Montbellet se leva, brandit son verre qui brilla rouge sombre sous la pauvre lampe, chaleureux comme du sang dans la pénombre froide.

« L’art, l’aventure, et la spiritualité boivent à leur commune maigreur. »

Ils burent, ils rirent, burent encore. Salagnon repoussa en soupirant son assiette où les dernières nouilles froides avaient figé dans une colle de sauce.

« C’est dommage tout de même que la spiritualité mange si mal.

— Mais elle a un vin excellent. »

L’œil de Brioude étincelait.

 

Victorien entreprit de dessiner. C’est-à-dire qu’il s’assit devant une feuille avec de l’encre. Et rien ne venait. Le blanc restait blanc, le noir de l’encre restait entre soi, rien ne prenait forme. Mais qu’aurait-il pu dessiner, lui, simplement penché sur la feuille ? Le dessin est une trace, de quelque chose qui vit dedans, et sort ; mais en lui il n’y avait rien ; sinon Eurydice. Eurydice était loin, là-bas dans ce monde à l’envers qui marchait sur la tête, au-delà de la Méditerranée mortifère, dans son enfer de soleil mordant, de paroles évaporées, de cadavres enterrés à la va-vite ; elle était bien loin, derrière le fleuve trop large qui coupait la France en deux. Et dehors non plus il n’y avait rien, rien qui puisse se déposer sur la feuille ; rien qu’un brouillard vert, qui stagnait entre des immeubles prêts à se dissoudre dans leur propre humidité. Il aurait voulu pleurer, mais cela non plus n’était plus possible. La feuille était blanche, sans aucune trace.

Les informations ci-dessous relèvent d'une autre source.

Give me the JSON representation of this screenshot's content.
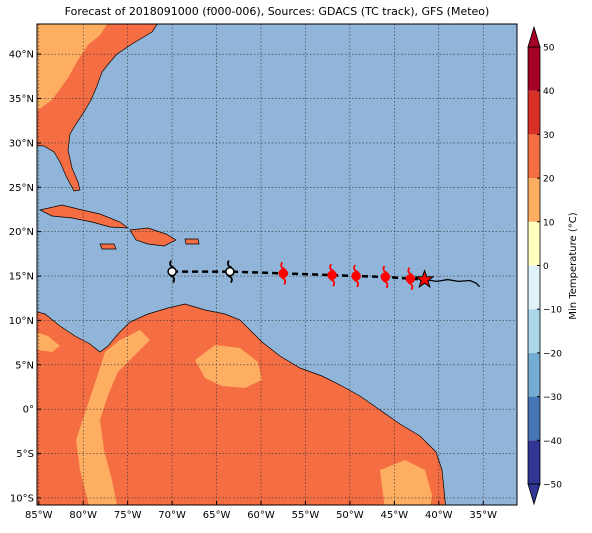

Il resta assis, accoudé sans bouger, pendant des heures. Dans la chambre obscure seule la feuille intacte donnait de la lumière, une faible lueur qui ne s’éteignait pas. Cela dura toute la nuit. Le matin s’annonça par une aube métallique désagréable, où toutes les formes apparaissaient sans profondeur, ombres et lumières fondues à parts égales dans une luminescence uniforme. Cela n’accordait aucun relief, ne détachait rien, ne lui permettait de rien saisir de ce qui l’entourait. Sans avoir laissé aucune trace, sans tristesse ni regret, il s’allongea sur son lit et s’endormit aussitôt.

Quand il se réveilla, il fit le nécessaire pour qu’on l’envoie en Indochine.